Sometimes you don't need to know why something isn't a problem. Here is a story that goes in that direction.
I was on a very narrow two way street heading home from preschool with my kid and the baby in the car seat when a college kid in a big SUV turned the corner looking over his shoulder talking and coming toward me. I leaned on the horn, he saw me in horror, slammed on the brakes and just missed us. I started laughing and he started laughing too and all was well. Afterwards I had thoughts about why it was funny and about how I had been at that age, but at the time it was just pure laughter.
The thought that something shouldn’t have happened is never true. When we are falling there is no alternative, there is only falling. Falling and laughter. 

Questions To Save All Falling Bodies

1.  How have you fallen down in your life, physically or otherwise? How was it for you? Did you have opinions about yourself?
2.  Has anyone ever tried to help you? What worked? What didn’t? When you try to help someone else, what seems to work? Not work? Does play have any part in that?
3.  Do you think it’s important to “pick yourself up” when you’re down? Is that hard or easy?
4.  Remember a time when something brought you down, not a physical fall, but something difficult. What movement in your body would describe that time for you? Did your body change when you got over it?
5.  What does the instruction to “accept all offers” mean to you? How would that be?
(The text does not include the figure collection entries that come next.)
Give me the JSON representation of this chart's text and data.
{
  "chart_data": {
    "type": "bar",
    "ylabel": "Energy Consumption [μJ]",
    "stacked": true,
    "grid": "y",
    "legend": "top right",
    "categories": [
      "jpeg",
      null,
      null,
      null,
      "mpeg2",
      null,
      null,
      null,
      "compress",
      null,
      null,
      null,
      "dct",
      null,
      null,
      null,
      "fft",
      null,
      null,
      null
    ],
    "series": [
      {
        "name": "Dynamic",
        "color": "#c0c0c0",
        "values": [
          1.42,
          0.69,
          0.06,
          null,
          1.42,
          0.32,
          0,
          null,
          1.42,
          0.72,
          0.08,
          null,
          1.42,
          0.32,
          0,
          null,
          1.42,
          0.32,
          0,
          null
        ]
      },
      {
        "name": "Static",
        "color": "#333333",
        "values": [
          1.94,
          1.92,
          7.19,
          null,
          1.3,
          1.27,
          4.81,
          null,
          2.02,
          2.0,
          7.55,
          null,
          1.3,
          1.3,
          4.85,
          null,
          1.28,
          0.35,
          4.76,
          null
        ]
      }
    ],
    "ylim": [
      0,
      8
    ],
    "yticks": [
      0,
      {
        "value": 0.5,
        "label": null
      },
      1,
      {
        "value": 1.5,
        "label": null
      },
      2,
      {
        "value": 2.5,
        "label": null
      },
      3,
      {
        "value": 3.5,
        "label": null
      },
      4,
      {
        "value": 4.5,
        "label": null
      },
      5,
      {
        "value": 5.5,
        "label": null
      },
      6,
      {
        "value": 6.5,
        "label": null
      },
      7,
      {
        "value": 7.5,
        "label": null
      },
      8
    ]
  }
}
What would it change?
6.  Are there mistakes?

Pang Lingzhao was the name of the Pang girl and she is known as a Zen master in her own right.

Keith Johnstone's books on Improvisation in theatre and story telling are examples of books that have a lot to say about Zen without mentioning Zen. The phrase 'accept all offers' comes from him.

Addendum: Case Law on Falling:
 
Ian Frazier considers Wile E. Coyote’s plight

Coyote V. Acme
IN THE UNITED STATES DISTRICT COURT,
SOUTHWESTERN DISTRICT, TEMPE, ARIZONA
CASE NO. B19294, JUDGE JOAN KUJAVA, PRESIDING
Wile E. Coyote, Plaintiff
-v.-
Acme Company, Defendant

Mr. Coyote states that on eighty-five separate occasions he has purchased of the Acme Company (hereinafter, "Defendant"), through that company's mail-order department, certain products which did cause him bodily injury due to defects in manufacture or improper cautionary labeling. Sales slips made out to Mr. Coyote as proof of purchase are at present in the possession of the Court, marked Exhibit A. Such injuries sustained by Mr. Coyote have temporarily restricted his ability to make a living in his profession of predator. Mr. Coyote is self-employed and thus not eligible for Workmen's Compensation.